ENDOSCOPY/COLONOSCOPY: Stereo endoscopy technique finds lesions invisible to standard colonoscopy
Photometric stereo endoscopy, a new technique developed at Massachusetts Institute of Technology (MIT; Cambridge, MA), promises to improve detection of precancerous lesions in the colon by capturing topographical images along with traditional two-dimensional images.
Photometric stereo endoscopy, a new technique developed at Massachusetts Institute of Technology (MIT; Cambridge, MA), promises to improve detection of precancerous lesions in the colon by capturing topographical images along with traditional two-dimensional images. The approach promises to highlight flat lesions and other growths that traditional endoscopy typically misses.
Conventional colonoscopy screening looks for large polyps growing into the lumen of the colon. These growths are fairly easy to see, says Nicholas Durr, a research fellow in the Madrid-MIT M+Vision Consortium in Spain, a community of medical researchers in Boston, MA, and Madrid. But, he explains, recent studies show that nonpolypoid lesions can also lead to cancer.

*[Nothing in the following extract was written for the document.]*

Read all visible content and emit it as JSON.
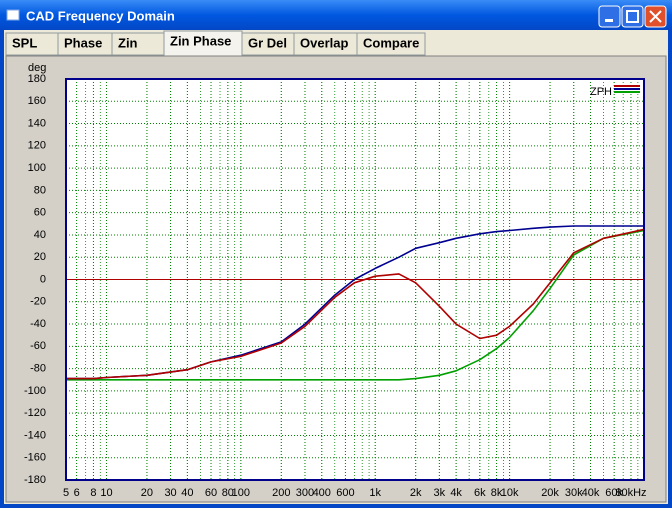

Photometric stereo imaging "reads" the topography of a surface by measuring distances between it and multiple light sources. It uses those distances to calculate the slope of the surface relative to the light source, and to generate a 3D map showing bumps and other surface features. But in colonoscopy it is impossible to know the precise distance between the endoscope's tip and the colon's surface, so the researchers had to modify the original technology.
The researchers built two prototypes—one the size of a typical colonoscope (14 mm in diameter) and one larger (35 mm)—and found that in tests with an artificial colon, both could create 3D representations of polyps and flatter lesions.
The technology could be easily added to contemporary devices because many existing colonoscopes already have multiple light sources, says Durr. "From a hardware perspective, all they need to do is alternate the lights and then update their software to process this photometric data."
The researchers plan to test the technology in human patients in clinical trials at Massachusetts General Hospital (MGH; Boston, MA) and the Hospital Clinico San Carlos in Madrid. They are also working on additional computer algorithms that could help to automate the process of identifying polyps and lesions from the topographical information generated by the new system.
1. V. Parot et al., J. Biomed. Opt., 18, 7, 076017 (2013); doi:10.1117/1.jbo.18.7.076017.